The fullerene derivative of the present invention is dissolved in an organic solvent, and a thin film is formed on, for example, a p-type doped substrate by a known thin film forming method such as a spin coating method, a casting method, a dipping method, an ink jet method, or a screen printing method. Thus, an n-type semiconductor thin film containing the fullerene derivative of the present invention is obtained.
As the organic solvent, for example, chloroform, dichloromethane, carbon disulfide, toluene, xylene, dichlorobenzene, and trichlorobenzene can be used. The said solvent may be used individually by 1 type, and may be used in combination of 2 or more type.
According to this method, a large-area n-type semiconductor thin film can be obtained at low cost. In addition, the fullerene derivative of the present invention has excellent self-organization and high affinity with a p-type semiconductor (organic p-type conductive material: P3HT (poly-3-hexylthiophene) or the like).

<Application>
The fullerene derivative of the present invention can be used as a charge transfer material or an n-type semiconductor material. The n-type semiconductor thin film obtained from the fullerene derivative of the present invention can be applied to optical and electronic device applications. Specifically, it effectively functions as a field effect capacitor such as an organic thin film transistor (TFT), a photoelectric conversion element such as an organic thin film solar cell, and a light emitting element such as an EL element.
Such a field effect capacitor (eg, organic thin film transistor (TFT)), photoelectric conversion element (eg, organic thin film solar cell), and light emitting element (containing an n-type semiconductor thin film obtained from the fullerene derivative of the present invention) A semiconductor element such as an EL element may be manufactured by a method commonly used in the technical field to which the element belongs.
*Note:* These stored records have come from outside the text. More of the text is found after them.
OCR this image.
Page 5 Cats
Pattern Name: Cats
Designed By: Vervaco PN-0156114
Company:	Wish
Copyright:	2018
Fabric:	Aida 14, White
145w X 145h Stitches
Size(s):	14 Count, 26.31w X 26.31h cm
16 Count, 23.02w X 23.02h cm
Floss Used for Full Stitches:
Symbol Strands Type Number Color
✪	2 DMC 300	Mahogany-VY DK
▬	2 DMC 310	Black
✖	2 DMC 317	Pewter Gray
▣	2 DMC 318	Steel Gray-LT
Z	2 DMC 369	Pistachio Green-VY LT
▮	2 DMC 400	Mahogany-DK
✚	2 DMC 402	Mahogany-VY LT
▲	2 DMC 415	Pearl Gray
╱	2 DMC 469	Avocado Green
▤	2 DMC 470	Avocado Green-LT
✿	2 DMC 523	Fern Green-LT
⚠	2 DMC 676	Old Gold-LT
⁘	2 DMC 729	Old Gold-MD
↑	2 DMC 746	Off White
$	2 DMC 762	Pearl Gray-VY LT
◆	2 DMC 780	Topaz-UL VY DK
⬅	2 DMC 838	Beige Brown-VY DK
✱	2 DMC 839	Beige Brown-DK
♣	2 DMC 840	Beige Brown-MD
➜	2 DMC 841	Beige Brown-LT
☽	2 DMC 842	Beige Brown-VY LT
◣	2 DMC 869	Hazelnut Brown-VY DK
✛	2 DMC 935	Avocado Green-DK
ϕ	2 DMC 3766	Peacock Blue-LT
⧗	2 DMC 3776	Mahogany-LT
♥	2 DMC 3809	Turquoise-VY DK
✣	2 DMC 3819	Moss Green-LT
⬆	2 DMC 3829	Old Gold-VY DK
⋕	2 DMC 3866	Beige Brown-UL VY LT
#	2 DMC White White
  FULLERENE DERIVATIVE, CHARGE TRANSFER MATERIAL CONTAINING THE SAME, N-TYPE SEMICONDUCTOR MATERIAL CONTAINING THE SAME, AND N-TYPE SEMICONDUCTOR THIN FILM CONTAINING THE SAME, Field Effect Capacitor such as Organic Thin Film Transistor (TFT), Organic Thin Film Solar Cell It can use for semiconductor elements, such as photoelectric conversion elements.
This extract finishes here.